Adiós a Se Llama Copla. No habrá sexta edición (de momento y hasta nueva orden) como publica hoy El Mundo por los recortes en las empresas públicas y por la política de austeridad a la que se ve obligada Canal Sur. El programa del sábado no será el único: a la conocida cancelación de Arrayán se unen programas como Menuda Noche o 75 Minutos, con lo que parece que el ente andaluz renuncia a sus principales caballos de batalla para la nueva temporada.

¿Qué ha pasado con Se Llama Copla? Se preguntarán muchos. Deseado por algunos y temido por otros (no eran pocos los detractores que deseaban un final porque, como he odio más de una vez, “tenían una buena idea y se la han cargado”), el final del programa que resucitó un género musical cae por la crisis, pero no solo porque “la cosa está mala”, los que hemos conocido el programa, a quienes han participado y a quienes trabajan allí sabemos que hay mucho más que no se cuenta. Hoy se hace público que Canal Sur le debe dinero a Caligari pero el tema monetario llevaba coleando bastante durante la quinta edición: sueldos a la baja, recortes, impagos, cifras irrisorias para los que tenían que dar el cante (a algunos concursantes les costaba dinero tener cada semana un banquito y no lo decimos por el gasto en sms precisamente, sino por los desplazamientos y porque sino eran de Sevilla o cerca no tenían donde quedarse), ambiente muy crispado en general y ¡Sorpresa! cada gala seguía arrojando el coste de 120.ooo euros. ¿Donde iba a parar ese dinero? Se ha preguntado un concursante hoy en Twitter. ¿Y el de los mensajes (por poner otro ejemplo)? Las cuentas desde luego que están poco claras y ese puede ser uno de los detonantes ya que, además de las polémicas que acompañaron el final de la pasada temporada, la salida de Ángel Custodio como director del programa puede deberse a que no estaba cobrando (parte del dinero que Caligari no ha recibido se supone que es el sueldo de lo que cobran los trabajadores de la productora).

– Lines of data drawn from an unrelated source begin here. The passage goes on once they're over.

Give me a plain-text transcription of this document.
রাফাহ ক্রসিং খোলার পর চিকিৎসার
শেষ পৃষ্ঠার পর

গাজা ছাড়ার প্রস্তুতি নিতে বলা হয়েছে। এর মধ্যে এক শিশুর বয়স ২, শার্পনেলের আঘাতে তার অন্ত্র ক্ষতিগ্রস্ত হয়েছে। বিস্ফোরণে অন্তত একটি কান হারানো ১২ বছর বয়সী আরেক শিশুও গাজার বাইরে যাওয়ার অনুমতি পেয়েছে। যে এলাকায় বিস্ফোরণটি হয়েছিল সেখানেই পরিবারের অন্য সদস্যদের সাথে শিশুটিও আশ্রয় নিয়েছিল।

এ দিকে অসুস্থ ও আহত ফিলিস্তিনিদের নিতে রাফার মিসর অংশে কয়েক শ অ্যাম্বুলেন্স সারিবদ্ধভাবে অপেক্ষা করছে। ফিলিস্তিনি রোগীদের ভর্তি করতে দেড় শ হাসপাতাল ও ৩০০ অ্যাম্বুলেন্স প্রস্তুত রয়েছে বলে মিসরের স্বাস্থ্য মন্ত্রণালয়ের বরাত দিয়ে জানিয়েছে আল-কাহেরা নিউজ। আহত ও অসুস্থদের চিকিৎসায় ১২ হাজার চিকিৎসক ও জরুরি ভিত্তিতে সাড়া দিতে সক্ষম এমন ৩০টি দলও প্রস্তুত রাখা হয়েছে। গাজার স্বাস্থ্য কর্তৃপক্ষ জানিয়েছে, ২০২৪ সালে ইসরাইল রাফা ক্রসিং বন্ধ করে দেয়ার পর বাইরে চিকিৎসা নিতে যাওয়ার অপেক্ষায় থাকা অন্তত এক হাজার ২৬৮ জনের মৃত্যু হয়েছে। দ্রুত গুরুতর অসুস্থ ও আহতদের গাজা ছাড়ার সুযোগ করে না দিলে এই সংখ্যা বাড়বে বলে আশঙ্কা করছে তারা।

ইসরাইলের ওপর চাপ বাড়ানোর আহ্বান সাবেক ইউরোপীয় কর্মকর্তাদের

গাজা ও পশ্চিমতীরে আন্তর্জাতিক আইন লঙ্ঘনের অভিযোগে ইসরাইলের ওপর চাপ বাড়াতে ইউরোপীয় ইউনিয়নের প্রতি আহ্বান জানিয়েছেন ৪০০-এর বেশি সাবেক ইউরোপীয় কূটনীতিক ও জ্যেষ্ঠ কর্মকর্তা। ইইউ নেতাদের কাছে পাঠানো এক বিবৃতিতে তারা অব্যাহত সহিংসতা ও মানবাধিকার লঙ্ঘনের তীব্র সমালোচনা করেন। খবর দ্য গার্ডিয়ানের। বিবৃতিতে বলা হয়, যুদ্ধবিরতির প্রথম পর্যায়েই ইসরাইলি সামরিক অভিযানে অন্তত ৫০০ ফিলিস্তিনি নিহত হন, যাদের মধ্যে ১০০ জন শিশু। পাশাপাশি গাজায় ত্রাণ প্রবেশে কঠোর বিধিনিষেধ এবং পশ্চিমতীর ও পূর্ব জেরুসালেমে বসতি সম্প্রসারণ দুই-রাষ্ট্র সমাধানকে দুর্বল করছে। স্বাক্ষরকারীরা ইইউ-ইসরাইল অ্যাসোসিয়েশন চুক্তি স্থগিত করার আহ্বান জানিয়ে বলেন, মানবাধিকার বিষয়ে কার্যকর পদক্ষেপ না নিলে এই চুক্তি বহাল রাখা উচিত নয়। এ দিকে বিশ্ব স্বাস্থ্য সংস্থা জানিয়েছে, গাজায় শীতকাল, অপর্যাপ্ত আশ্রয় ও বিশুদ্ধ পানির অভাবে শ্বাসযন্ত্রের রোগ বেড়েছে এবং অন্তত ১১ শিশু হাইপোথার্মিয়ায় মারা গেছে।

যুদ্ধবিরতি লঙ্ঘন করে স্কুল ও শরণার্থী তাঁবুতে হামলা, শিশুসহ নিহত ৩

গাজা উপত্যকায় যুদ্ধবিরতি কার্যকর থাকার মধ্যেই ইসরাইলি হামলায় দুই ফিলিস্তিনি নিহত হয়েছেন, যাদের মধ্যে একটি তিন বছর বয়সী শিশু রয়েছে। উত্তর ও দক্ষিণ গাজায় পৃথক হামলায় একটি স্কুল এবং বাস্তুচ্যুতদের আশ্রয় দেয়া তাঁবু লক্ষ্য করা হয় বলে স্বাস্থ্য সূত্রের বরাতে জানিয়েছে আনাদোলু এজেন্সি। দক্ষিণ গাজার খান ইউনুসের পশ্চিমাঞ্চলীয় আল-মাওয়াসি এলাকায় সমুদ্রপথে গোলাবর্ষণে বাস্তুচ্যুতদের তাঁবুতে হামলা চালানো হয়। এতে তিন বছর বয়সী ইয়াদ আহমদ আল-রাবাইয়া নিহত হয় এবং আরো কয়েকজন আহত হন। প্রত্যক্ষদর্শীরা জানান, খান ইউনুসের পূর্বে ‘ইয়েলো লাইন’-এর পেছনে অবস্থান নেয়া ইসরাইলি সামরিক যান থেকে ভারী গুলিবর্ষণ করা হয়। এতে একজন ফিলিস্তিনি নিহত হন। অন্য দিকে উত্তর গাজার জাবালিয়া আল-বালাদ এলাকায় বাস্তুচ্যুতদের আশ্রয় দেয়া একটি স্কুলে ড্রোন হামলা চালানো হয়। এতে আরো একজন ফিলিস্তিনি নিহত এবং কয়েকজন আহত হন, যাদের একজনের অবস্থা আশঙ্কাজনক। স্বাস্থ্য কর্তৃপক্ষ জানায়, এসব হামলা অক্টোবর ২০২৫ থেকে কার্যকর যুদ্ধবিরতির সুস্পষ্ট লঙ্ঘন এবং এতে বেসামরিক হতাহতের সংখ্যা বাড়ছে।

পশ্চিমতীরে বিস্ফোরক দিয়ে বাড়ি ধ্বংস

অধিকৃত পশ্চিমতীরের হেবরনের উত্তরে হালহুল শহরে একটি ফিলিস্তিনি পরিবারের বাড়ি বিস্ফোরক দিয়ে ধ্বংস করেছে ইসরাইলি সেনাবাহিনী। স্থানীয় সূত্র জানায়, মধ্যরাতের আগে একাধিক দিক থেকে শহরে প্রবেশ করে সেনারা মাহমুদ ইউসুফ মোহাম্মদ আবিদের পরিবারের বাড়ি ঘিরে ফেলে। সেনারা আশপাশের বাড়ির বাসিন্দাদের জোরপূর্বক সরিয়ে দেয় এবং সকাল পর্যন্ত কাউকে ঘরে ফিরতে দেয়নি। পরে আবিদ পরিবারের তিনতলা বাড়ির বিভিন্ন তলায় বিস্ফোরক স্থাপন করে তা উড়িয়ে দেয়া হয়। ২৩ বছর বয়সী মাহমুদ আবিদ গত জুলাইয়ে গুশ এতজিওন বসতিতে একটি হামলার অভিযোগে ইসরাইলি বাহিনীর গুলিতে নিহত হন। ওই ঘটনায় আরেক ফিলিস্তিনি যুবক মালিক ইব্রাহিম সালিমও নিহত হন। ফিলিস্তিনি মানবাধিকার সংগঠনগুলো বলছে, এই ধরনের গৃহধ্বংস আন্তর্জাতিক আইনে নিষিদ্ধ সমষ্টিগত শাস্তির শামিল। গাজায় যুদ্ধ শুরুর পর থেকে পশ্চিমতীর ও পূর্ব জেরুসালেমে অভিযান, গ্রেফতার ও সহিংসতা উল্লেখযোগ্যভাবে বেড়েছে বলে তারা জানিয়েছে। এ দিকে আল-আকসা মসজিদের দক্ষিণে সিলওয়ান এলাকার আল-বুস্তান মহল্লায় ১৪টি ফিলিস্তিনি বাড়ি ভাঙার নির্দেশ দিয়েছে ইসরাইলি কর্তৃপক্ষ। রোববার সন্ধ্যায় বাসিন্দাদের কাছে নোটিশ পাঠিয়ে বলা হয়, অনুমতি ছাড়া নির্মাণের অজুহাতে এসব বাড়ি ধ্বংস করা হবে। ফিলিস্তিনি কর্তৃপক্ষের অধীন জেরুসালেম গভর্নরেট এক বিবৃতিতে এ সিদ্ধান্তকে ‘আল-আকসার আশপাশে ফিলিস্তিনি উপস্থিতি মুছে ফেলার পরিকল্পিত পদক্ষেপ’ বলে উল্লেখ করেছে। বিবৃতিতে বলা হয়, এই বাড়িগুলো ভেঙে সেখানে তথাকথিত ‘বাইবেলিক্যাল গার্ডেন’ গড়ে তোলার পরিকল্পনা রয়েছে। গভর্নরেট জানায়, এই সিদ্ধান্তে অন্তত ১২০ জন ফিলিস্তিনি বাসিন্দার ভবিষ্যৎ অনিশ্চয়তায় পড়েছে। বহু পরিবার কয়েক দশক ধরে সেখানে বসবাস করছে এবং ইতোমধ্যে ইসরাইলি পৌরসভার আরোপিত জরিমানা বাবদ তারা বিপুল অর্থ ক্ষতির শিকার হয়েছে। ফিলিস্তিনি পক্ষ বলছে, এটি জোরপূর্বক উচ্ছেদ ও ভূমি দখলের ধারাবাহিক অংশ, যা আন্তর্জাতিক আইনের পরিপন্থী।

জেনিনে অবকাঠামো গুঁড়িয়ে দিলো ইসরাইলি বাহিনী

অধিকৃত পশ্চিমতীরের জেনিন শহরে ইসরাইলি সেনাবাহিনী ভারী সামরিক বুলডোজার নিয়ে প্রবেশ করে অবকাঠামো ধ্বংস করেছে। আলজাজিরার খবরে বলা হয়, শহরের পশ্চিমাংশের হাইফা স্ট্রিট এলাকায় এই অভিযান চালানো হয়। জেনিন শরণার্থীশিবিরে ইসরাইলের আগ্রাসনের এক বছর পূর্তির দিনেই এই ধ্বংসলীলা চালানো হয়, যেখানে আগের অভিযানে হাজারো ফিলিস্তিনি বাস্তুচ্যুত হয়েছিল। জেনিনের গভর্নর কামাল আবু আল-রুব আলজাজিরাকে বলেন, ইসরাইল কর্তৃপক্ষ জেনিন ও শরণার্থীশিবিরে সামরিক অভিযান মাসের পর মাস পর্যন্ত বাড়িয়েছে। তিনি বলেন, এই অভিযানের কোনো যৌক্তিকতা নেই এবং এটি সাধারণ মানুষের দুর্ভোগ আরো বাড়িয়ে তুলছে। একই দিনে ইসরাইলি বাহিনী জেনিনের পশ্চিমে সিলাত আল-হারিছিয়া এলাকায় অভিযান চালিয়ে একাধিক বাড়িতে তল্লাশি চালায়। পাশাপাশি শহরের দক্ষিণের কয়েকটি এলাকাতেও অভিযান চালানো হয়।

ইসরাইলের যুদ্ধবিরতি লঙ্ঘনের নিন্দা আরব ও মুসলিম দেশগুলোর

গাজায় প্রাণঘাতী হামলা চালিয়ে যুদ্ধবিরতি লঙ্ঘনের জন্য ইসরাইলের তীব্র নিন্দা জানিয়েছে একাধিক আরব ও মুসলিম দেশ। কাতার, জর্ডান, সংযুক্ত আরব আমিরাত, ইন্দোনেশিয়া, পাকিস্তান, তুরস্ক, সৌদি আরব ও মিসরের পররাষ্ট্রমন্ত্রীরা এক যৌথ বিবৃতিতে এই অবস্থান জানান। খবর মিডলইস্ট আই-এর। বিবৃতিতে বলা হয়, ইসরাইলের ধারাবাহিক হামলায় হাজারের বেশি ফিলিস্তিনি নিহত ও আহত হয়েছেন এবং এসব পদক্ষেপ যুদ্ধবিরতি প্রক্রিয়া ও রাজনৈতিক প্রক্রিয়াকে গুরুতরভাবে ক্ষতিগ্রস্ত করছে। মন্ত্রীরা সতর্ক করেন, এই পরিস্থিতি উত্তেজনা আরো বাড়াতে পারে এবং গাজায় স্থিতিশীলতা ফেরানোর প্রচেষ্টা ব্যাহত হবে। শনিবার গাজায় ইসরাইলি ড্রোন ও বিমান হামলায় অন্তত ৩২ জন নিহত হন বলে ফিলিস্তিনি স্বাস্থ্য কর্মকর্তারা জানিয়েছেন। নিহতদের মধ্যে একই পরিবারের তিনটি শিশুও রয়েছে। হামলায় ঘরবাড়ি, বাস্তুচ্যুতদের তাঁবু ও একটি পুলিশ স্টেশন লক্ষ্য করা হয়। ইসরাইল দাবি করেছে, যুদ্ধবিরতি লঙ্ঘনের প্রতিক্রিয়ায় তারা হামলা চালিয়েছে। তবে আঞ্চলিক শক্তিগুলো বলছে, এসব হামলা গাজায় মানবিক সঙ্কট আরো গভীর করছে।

Con todo esto se presenta un otoño-invierno en el que Canal Sur pierde buena parte de sus buques insignias. En el caso de Se Llama Copla puede deberse a que se cargaron antes de tiempo la gallina de los huevos de oro: la explotaron hasta el final, cansaron a la audiencia y realizar una temporada nueva se antoja complicado, pero no nos engañemos: la RTVA, como todas las empresas públicas de esta nuestra comunidad, es un cortijo con muchos estómagos agradecidos, muchos “amigos de” y “sobrinos de”. Esos son los empleos que Canal Sur pretende mantener con los recortes. Los afectados en todo esto son los empleados de las productoras a las que se subcontratan los contenidos, muchos de ellos ya en el paro y quien sabe con qué perspectiva de futuro.

Olvidando recortes y otras mamoneos cuestiones, el posible final del programa supone también el adiós de muchas oportunidades para muchas voces, pero también será un reajuste necesario porque, señores, no hay sitio para todos, no hay demanda ni oferta para tantos cantantes, no se pueden pagar tantos cachés además de que tirar los precios o cantar gratis tampoco es una opción. El sector de cantantes de copla se va a reajustar y entre certámenes y feria se verá quien sigue en el duro trabajo de la canción.

Si es verdad que se termina, cambiarán muchas cosas, nos quedaremos sin sábado noche, sin reto y sin nuevas voces pero esperemos que esto sirva para reflexionar, porque se lleva mucho tiempo actuando “como si no pasase nada”, aguantando el tirón de aquella manera, poniéndose a parir los unos a los otros en medio de una gran batalla de egos y creyendo que eso iba a pasar “pero no a nosotros”.

No sabemos que pasará a ciencia cierta pero como seguidores que somos y seremos del programa (a pesar de todo lo expuesto) esperemos de verdad volver a ver a Eva Gonzalez un sábado a la diez de la noche.